Medication Therapy Choice, Management Strategies in Inflammatory Diseases

Specialty Pharmacy TimesSeptember/October 2019
Volume 11
Issue 6

Specialty pharmacists a crucial role in optimizing the treatment of patients with inflammatory diseases, such as rheumatoid arthritis (RA), psoriatic arthritis (PsA), and ankylosing spondylitis (AS).

Specialty pharmacists a crucial role in optimizing the treatment of patients with inflammatory diseases, such as rheumatoid arthritis (RA), psoriatic arthritis (PsA), and ankylosing spondylitis (AS), according to a session held at the National Association of Specialty Pharmacy 2019 Annual Meeting and Expo.

For patients with these diseases, symptoms can be debilitating and interrupt their daily lives. Furthermore, these conditions can progress to irreversible joint damage if left unmanaged. Once a diagnosis of an inflammatory disease is established, pharmacists can help patients and their care teams determine an appropriate therapeutic strategy.

In the session, Nancy Crowell, RPh, vice president of operations at Senderra Rx, provided an update on the different management strategies and treatment options available for these 3 inflammatory conditions. Disease management often includes a variety of options, which depend on individual patient needs, such as nonpharmacological and preventive therapies, pharmacologic therapy, and a treat-to-target strategy, according to Crowell.

A pretreatment evaluation is key to choosing the right medication therapy, and a pharmacist should perform an assessment for every patient, Crowell said. “The pharmacist assessment is important in confirming that a prescribed therapy is indeed appropriate, and if it’s not, then we need to have alternative choices in place that we can talk to the physician about,” she said.

Considerations when choosing a medication therapy include the patient’s level of disease activity, comorbid conditions, payer mandates, previous therapies, and patient preferences. Of the pharmacologic therapies available, there are symptomatic treatments, conventional biological diseasemodifying antirheumatic drugs (DMARDs), biological DMARDs, and nonbiological DMARDs, interleukin inhibitors, and T-cell costimulation modulators.


Both nonsteroidal anti-inflammatory drugs (NSAIDs) and acetaminophen can be used for symptom management in all 3 disease states. Crowell noted that patients with AS often have better outcomes with NSAIDs than patients with RA. Other options include glucocorticoids and Acthar Gel (repository corticotrophin injection). With glucocorticoids, Crowell explained that oral therapy should generally be avoided in PsA, as it may exacerbate psoriasis. Acthar Gel should be used as more of a “last-ditch type of effort,” due to difficulty getting prior authorizations for the medicine, Crowell said.


Conventional DMARDs for all 3 diseases include leflunomide, methotrexate, and sulfasalazine; however, there are limited data for the efficacy of leflunomide in AS. Hydroxychloroquine can be used off label for patients with RA, according to Crowell.
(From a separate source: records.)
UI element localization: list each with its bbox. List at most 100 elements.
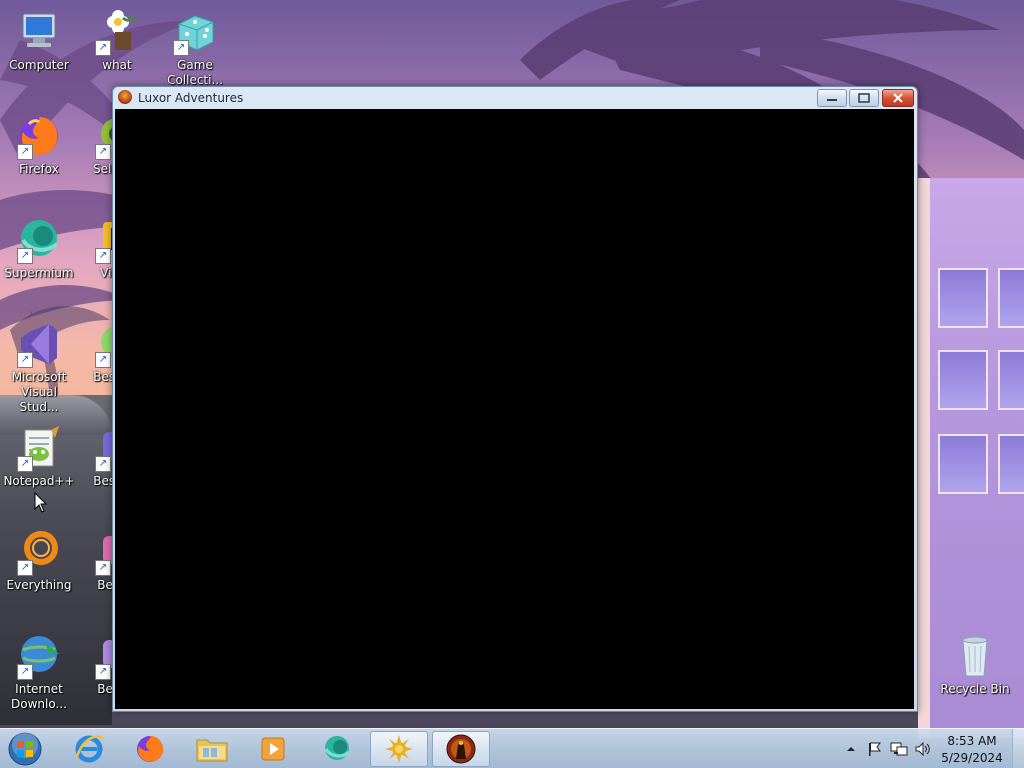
close-button[interactable] (882, 89, 914, 107)
game-icon: ↗ (93, 528, 112, 576)
taskbar-luxor-adventures[interactable] (432, 731, 490, 767)
clock-time[interactable]: 8:53 AM (932, 734, 1012, 748)
desktop-icon-label: what (102, 58, 132, 72)
desktop-icon-best-3[interactable]: ↗ Best H (79, 528, 112, 593)
app-icon: ↗ (93, 216, 112, 264)
notepadpp-icon: ↗ (15, 424, 63, 472)
game-icon: ↗ (93, 424, 112, 472)
shortcut-arrow-icon: ↗ (17, 144, 33, 160)
supermium-icon: ↗ (15, 216, 63, 264)
building-window (998, 434, 1024, 494)
desktop-icon-best-2[interactable]: ↗ Best Hit (79, 424, 112, 489)
show-hidden-icons-icon[interactable] (846, 744, 856, 754)
icon-column-clip: ↗ Sele We ↗ Vis St ↗ Best Hit ↗ Best Hit (79, 100, 112, 720)
desktop-icon-best-1[interactable]: ↗ Best Hit (79, 320, 112, 385)
desktop-icon-computer[interactable]: Computer (1, 8, 77, 73)
shortcut-arrow-icon: ↗ (95, 664, 111, 680)
firefox-icon (137, 736, 164, 762)
visual-studio-icon: ↗ (15, 320, 63, 368)
maximize-button[interactable] (849, 89, 879, 107)
luxor-icon (446, 734, 476, 764)
desktop-icon-label: Recycle Bin (940, 682, 1010, 696)
close-icon (893, 93, 903, 103)
desktop-icon-game-collection[interactable]: ↗ Game Collecti... (157, 8, 233, 88)
shortcut-arrow-icon: ↗ (17, 248, 33, 264)
desktop-icon-idm[interactable]: ↗ Internet Downlo... (1, 632, 77, 712)
desktop-icon-visual-studio[interactable]: ↗ Microsoft Visual Stud... (1, 320, 77, 415)
desktop-icon-label: Best H (97, 682, 112, 696)
shortcut-arrow-icon: ↗ (95, 352, 111, 368)
desktop-icon-label: Supermium (4, 266, 74, 280)
desktop-icon-label: Microsoft Visual Stud... (11, 370, 67, 414)
taskbar-sun-game[interactable] (370, 731, 428, 767)
taskbar-supermium[interactable] (308, 731, 366, 767)
action-center-flag-icon[interactable] (866, 741, 882, 757)
taskbar: 8:53 AM 5/29/2024 (0, 728, 1024, 768)
dice-icon: ↗ (171, 8, 219, 56)
desktop-icon-label: Best H (97, 578, 112, 592)
window-titlebar[interactable]: Luxor Adventures (113, 87, 917, 109)
desktop-icon-notepadpp[interactable]: ↗ Notepad++ (1, 424, 77, 489)
shortcut-arrow-icon: ↗ (17, 664, 33, 680)
game-icon: ↗ (93, 632, 112, 680)
building-edge (918, 178, 930, 738)
desktop-icon-label: Notepad++ (3, 474, 75, 488)
minimize-icon (827, 99, 837, 101)
supermium-icon (324, 736, 350, 760)
shortcut-arrow-icon: ↗ (17, 352, 33, 368)
game-icon: ↗ (93, 320, 112, 368)
recycle-bin-icon (951, 632, 999, 680)
shortcut-arrow-icon: ↗ (95, 456, 111, 472)
desktop-icon-best-4[interactable]: ↗ Best H (79, 632, 112, 697)
windows-logo-icon (8, 732, 42, 766)
flower-icon: ↗ (93, 8, 141, 56)
minimize-button[interactable] (817, 89, 847, 107)
computer-icon (15, 8, 63, 56)
folder-icon (196, 739, 228, 762)
building-window (938, 350, 988, 410)
mouse-cursor-icon (34, 492, 48, 513)
taskbar-firefox[interactable] (121, 731, 179, 767)
desktop-icon-label: Game Collecti... (167, 58, 223, 87)
start-button[interactable] (6, 731, 44, 767)
building-window (938, 434, 988, 494)
game-viewport[interactable] (115, 109, 914, 709)
desktop-icon-firefox[interactable]: ↗ Firefox (1, 112, 77, 177)
desktop: Computer ↗ Firefox ↗ Supermium ↗ Microso… (0, 0, 1024, 768)
shortcut-arrow-icon: ↗ (17, 560, 33, 576)
shortcut-arrow-icon: ↗ (95, 144, 111, 160)
everything-icon: ↗ (15, 528, 63, 576)
luxor-adventures-window[interactable]: Luxor Adventures (112, 86, 918, 712)
desktop-icon-sele[interactable]: ↗ Sele We (79, 112, 112, 177)
shortcut-arrow-icon: ↗ (95, 248, 111, 264)
sun-icon (385, 735, 413, 763)
desktop-icon-label: Sele We (92, 162, 112, 176)
maximize-icon (858, 93, 870, 103)
volume-icon[interactable] (914, 741, 932, 757)
desktop-icon-label: Best Hit (93, 370, 112, 384)
desktop-icon-label: Best Hit (93, 474, 112, 488)
luxor-icon (118, 90, 132, 104)
app-icon: ↗ (93, 112, 112, 160)
shortcut-arrow-icon: ↗ (173, 40, 189, 56)
desktop-icon-label: Internet Downlo... (11, 682, 67, 711)
shortcut-arrow-icon: ↗ (17, 456, 33, 472)
desktop-icon-everything[interactable]: ↗ Everything (1, 528, 77, 593)
ie-icon (75, 735, 105, 763)
taskbar-media-player[interactable] (244, 731, 302, 767)
desktop-icon-vis[interactable]: ↗ Vis St (79, 216, 112, 281)
show-desktop-button[interactable] (1012, 729, 1024, 768)
window-title: Luxor Adventures (138, 91, 244, 105)
firefox-icon: ↗ (15, 112, 63, 160)
taskbar-file-explorer[interactable] (183, 731, 241, 767)
desktop-icon-recycle-bin[interactable]: Recycle Bin (937, 632, 1013, 697)
desktop-icon-supermium[interactable]: ↗ Supermium (1, 216, 77, 281)
building-window (998, 268, 1024, 328)
shortcut-arrow-icon: ↗ (95, 560, 111, 576)
taskbar-internet-explorer[interactable] (60, 731, 118, 767)
desktop-icon-label: Firefox (19, 162, 59, 176)
desktop-icon-label: Computer (9, 58, 69, 72)
network-icon[interactable] (890, 741, 908, 757)
desktop-icon-what[interactable]: ↗ what (79, 8, 155, 73)
clock-date[interactable]: 5/29/2024 (932, 751, 1012, 765)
These are the tumor necrosis factor blockers that can be used for all 3 conditions:

  • etanercept (subcutaneous)
  • golimumab (subcutaneous and intravenous)
  • infliximab and biosimilars (intravenous)
  • adalimumab (subcutaneous)
  • certolizumab pegol (subcutaneous)


In RA, options include the interleukin (IL)-1 receptor antagonist anakinra (subcutaneous) and the IL-6 receptor antagonist tocilizumab (subcutaneous and intravenous). The IL-17A antagonist ixekizumab (subcutaneous) and the IL-12 and 23 antagonist ustekinumab (subcutaneous) can be used in patients with PsA. Patients with AS can be treated with ixekizumab.


Abatacept (intravenous and subcutaneous) can be used in RA and PsA; however, dosing for the intravenous formulation depends on patient weight. Crowell emphasized the importance of checking the dosing for any medications that are dose dependent.


Janus kinase inhibitors baricitinib (oral), tofacitinib (oral), and upadacitinib (oral), which was just approved in 2019, are nonbiological DMARD options for RA. Tofacitinib (oral) can also be used in patients with PsA.

Additionally, PDE4 inhibitor apremilast (oral) is a treatment option for patients with RA or PsA. Crowell noted that apremilast is associated with some gastrointestinal (GI) intolerance, so it’s imperative that pharmacists communicate that to patients.

“It’s important to talk to the patient about the GI problems that can go on with this, because if you don’t mention it to them, they’re more than likely to stop the drug,” she explained. “That’s the kind of intervention we need.”

Advising on the potential time frame of adverse event occurrence and recommending OTC medications for relief can help improve adherence among patients, Crowell said.

She added that pharmacological treatment is an important part of a comprehensive plan to prevent progressive and destructive joint disease in these patients. Knowledge and expertise on the available treatment options are required to help guide medication choices. Once the patient is established on a therapy, it’s important to continue ongoing management to ensure that patients are receiving the best levels of care, Crowell concluded.